Typical requirements:
- Standard office: 30+ WPM
- Secretary: 60+ WPM
- Customer support: 50+ WPM
- Data entry: 70+ WPM
If you're applying to a German/European company
Both CPM and WPM are useful. German companies usually ask CPM (300+ CPM = standard, 400+ CPM = good).
If you compete in the typing community
WPM — global standard. Monkeytype, TypeRacer leaderboards are in WPM. Quoting CPM here looks odd.
If you're taking a certified test
Ratatype and other certificate sites use WPM. The certificate displays this number.
If you're a developer
WPM is fine but not the main metric.

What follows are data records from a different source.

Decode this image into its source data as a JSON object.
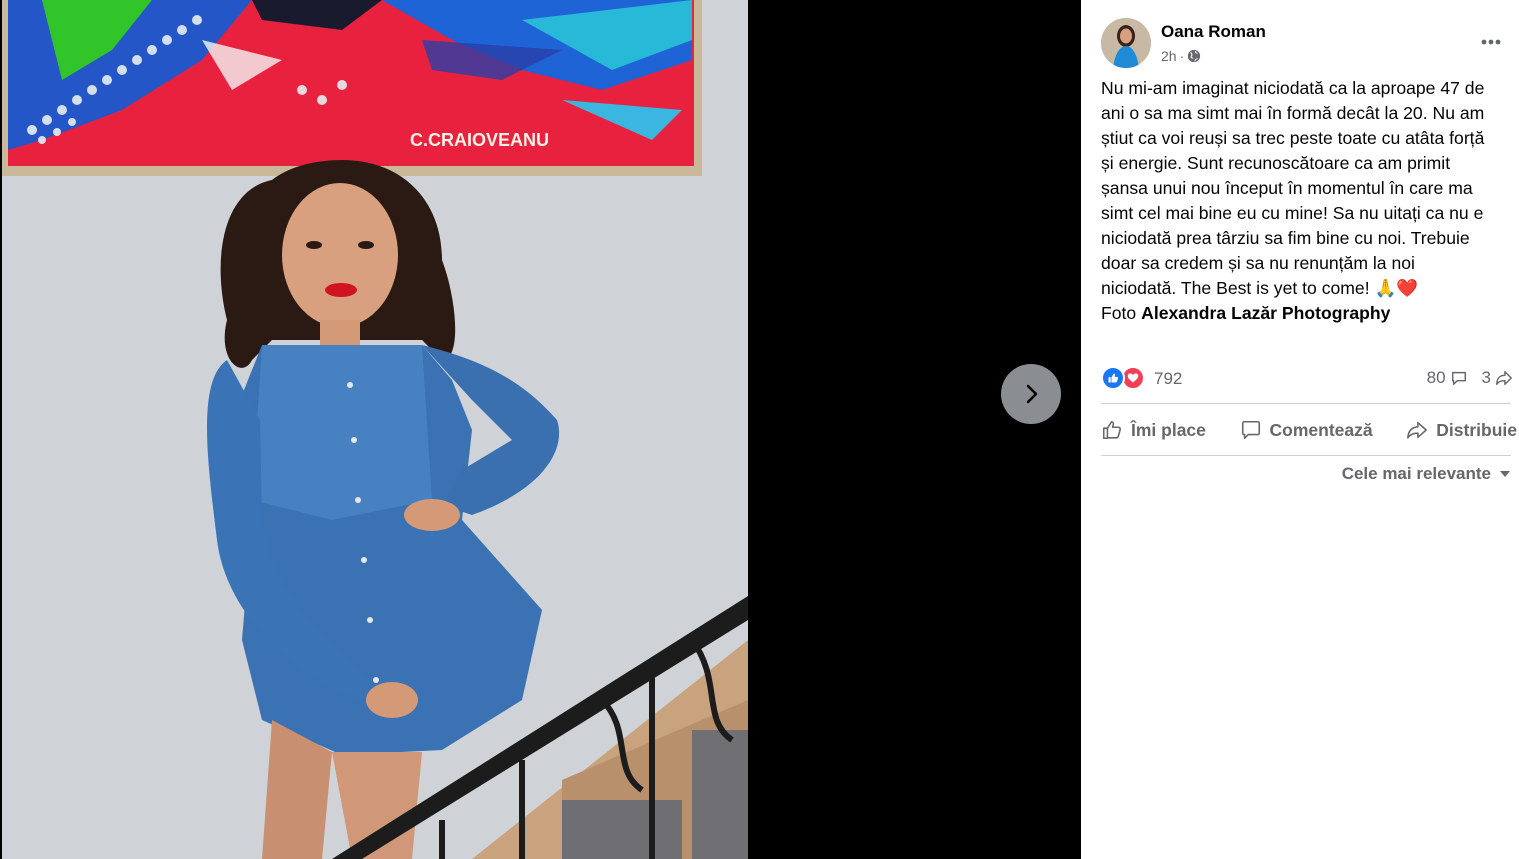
{
  "post": {
    "author": "Oana Roman",
    "time": "2h",
    "separator": "·",
    "text_lines": [
      "Nu mi-am imaginat niciodată ca la aproape 47 de",
      "ani o sa ma simt mai în formă decât la 20. Nu am",
      "știut ca voi reuși sa trec peste toate cu atâta forță",
      "și energie. Sunt recunoscătoare ca am primit",
      "șansa unui nou început în momentul în care ma",
      "simt cel mai bine eu cu mine! Sa nu uitați ca nu e",
      "niciodată prea târziu sa fim bine cu noi. Trebuie",
      "doar sa credem și sa nu renunțăm la noi",
      "niciodată. The Best is yet to come! 🙏❤️"
    ],
    "credit_prefix": "Foto",
    "credit_name": "Alexandra Lazăr Photography"
  },
  "stats": {
    "reactions": "792",
    "comments": "80",
    "shares": "3"
  },
  "actions": {
    "like": "Îmi place",
    "comment": "Comentează",
    "share": "Distribuie"
  },
  "sort_label": "Cele mai relevante",
  "painting_signature": "C.CRAIOVEANU",
  "icons": {
    "next": "chevron-right-icon",
    "more": "more-horizontal-icon",
    "privacy": "globe-icon",
    "like_reaction": "thumbs-up-icon",
    "love_reaction": "heart-icon"
  },
  "colors": {
    "like_blue": "#1877f2",
    "love_red": "#f33e58",
    "secondary_text": "#65676b"
  }
}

Special-character speed matters more for developers. CPM helps here — every character counts in code.
Frequently asked questions
How do I measure both WPM and CPM at once?
Take the UzbekType 30-second test — the result shows both WPM and CPM. Many other sites display only WPM.
Does a mechanical keyboard boost CPM more than WPM?
No, they scale together. A mechanical keyboard lifts overall speed by 2-5% — both WPM and CPM equally.
A job posting says "300 CPM" — how much WPM is that?
300 CPM = 60 WPM. Standard mid-tier office worker speed.
Can WPM be 100 but CPM 700?
No. WPM 100 means CPM 500. CPM 700 = WPM 140 — pro-tier territory. Either the site is buggy or the formula is wrong.
Are smartphone test results valid?
No. Touch-screen keyboards use different muscle memory. Phone WPM ≠ desktop WPM. Only measure on a full physical keyboard.
Which metric is best for kids?
WPM — "30 words" is more concrete to a child than "150 characters." Schools also use WPM.
Concrete conversion calculator
| Your result | Conversion |
|---|---|
| 250 CPM | = 50 WPM |
| 300 CPM | = 60 WPM |
| 350 CPM | = 70 WPM |
| 400 CPM | = 80 WPM |
| 500 CPM | = 100 WPM |
| 600 CPM | = 120 WPM |
| 750 CPM | = 150 WPM |
| 1000 CPM | = 200 WPM (world tier) |
The other way:
| Your WPM | CPM |
|---|---|
| 25 | 125 |
| 35 | 175 |
| 45 | 225 |
| 55 | 275 |
| 65 | 325 |
| 75 | 375 |
| 85 | 425 |
| 100 | 500 |
Conclusion and next step
CPM and WPM are two views on the same skill. Core takeaways:
- WPM × 5 = CPM (the master formula)
- WPM is the international standard — 95% of typing tests and job ads
- CPM for Europe and technical contexts — 5%
- Net is always better than Gross (counts errors)
- Language differences matter — Uzbek WPM is ~13% lower than English
Start today:
- Step 1: Take the 30-second test — both metrics show in the result
- Step 2: What is WPM and how to measure typing speed — full guide
- Step 3: Average typing speed — benchmarks — see where your number lands
CPM or WPM — pick one, but always put accuracy first. 60 WPM @ 90% accuracy beats 80 WPM @ 70% accuracy in real work.